Bisnis.com, JAKARTA – Pelonggaran pembatasan properti di Singapura baru-baru ini, yang awalnya bertujuan meningkatkan prospek bagi pengembang, mungkin malah akan menciptakan masalah baru.
Setelah regulator menutup celah pajak yang memungkinkan pengembang untuk menjual apartemen dalam jumlah besar kepada investor institusi dan warga Singapura, banyak pengembang sekarang menghadapi pilihan yang tidak menyenangkan: memberikan potongan harga pada hunian mewah yang belum terjual atau membayar denda karena melewati tenggat waktu penjualan.
Memilih untuk memberikan diskon dapat mendorong harga rumah lebih rendah, sehingga memperpanjang reli penurunan harga properti. Namun, pilihan lainnya dapat lebih memakan biaya. Sekitar 2.098 rumah tetap tidak terjual di 57 proyek berbeda dan denda pada property ini dapat mencapai sekitar S$647 juta (US$463 juta) tahun ini, menurut perkiraan industri berdasarkan data resmi yang dikutip Bloomberg.
“Hal ini dapat mendorong mereka untuk memberikan diskon yang lebih besar kepada pembeli yang telah menunggu koreksi harga lebih lanjut,” kata Christine Li, direktur penelitian di Cushman & Wakefield Inc, seperti dikutip Bloomberg.
“Membayar denda masih akan menjadi pilihan terakhir,” katanya, menambahkan bahwa pengembang kecil mungkin memberikan diskon besar sementara yang lebih besar akan bertahan.
Menurut data awal dari Urban Redevelopment Authority yang dirilis hari ini, harga rumah Singapura turun 0,5% dalam tiga bulan pertama tahun ini, memperpanjang penurunan nilai properti selama 14 kuartal berturut-turu.
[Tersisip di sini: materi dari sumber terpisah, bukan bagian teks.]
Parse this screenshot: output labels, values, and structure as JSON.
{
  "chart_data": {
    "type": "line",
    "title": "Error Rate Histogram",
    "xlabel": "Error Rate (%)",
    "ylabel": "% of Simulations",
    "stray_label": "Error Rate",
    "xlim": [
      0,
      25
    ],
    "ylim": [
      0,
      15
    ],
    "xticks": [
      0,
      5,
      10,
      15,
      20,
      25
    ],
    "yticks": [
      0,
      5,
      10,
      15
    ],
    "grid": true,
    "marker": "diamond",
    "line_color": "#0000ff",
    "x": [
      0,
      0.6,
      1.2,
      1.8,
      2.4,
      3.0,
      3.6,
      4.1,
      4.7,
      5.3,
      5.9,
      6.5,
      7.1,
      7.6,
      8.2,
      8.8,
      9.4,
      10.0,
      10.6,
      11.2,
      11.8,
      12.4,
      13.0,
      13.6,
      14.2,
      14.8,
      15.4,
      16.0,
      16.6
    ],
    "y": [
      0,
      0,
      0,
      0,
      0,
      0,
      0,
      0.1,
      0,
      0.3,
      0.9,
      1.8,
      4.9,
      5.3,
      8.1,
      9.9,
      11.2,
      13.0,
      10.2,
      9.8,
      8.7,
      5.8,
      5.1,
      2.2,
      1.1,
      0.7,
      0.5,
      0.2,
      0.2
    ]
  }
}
Nilai rumah telah turun 11,7% sejak 2013.
Singapura juga memiliki peraturan kepemilikan tanah yang ketat. Berdasarkan aturan pemerintah, seluruh pengembang beserta pemegang saham atau direksi non-warga Singapura diwajibkan untuk menyelesaikan pembangunan proyek dan memperoleh Izin Penempatan Sementara dalam waktu lima tahun untuk memperoleh tanah.
Setelah dibangun, mereka memiliki waktu dua tahun untuk properti tersebut. Sejak Desember 2011, pengembang telah diberi batas waktu lima tahun untuk menjual semua unit yang dibangun atau membayar setidaknya 10% dari harga tanah sebagai denda.
Salah satu cara penjualan pengembang adalah menjual unit apartemen secara borongan melalui pengalihan saham kepada investor besar, karena dapat mengurangi biaya pajak dibandingkan jika menjualnya pada perorangan.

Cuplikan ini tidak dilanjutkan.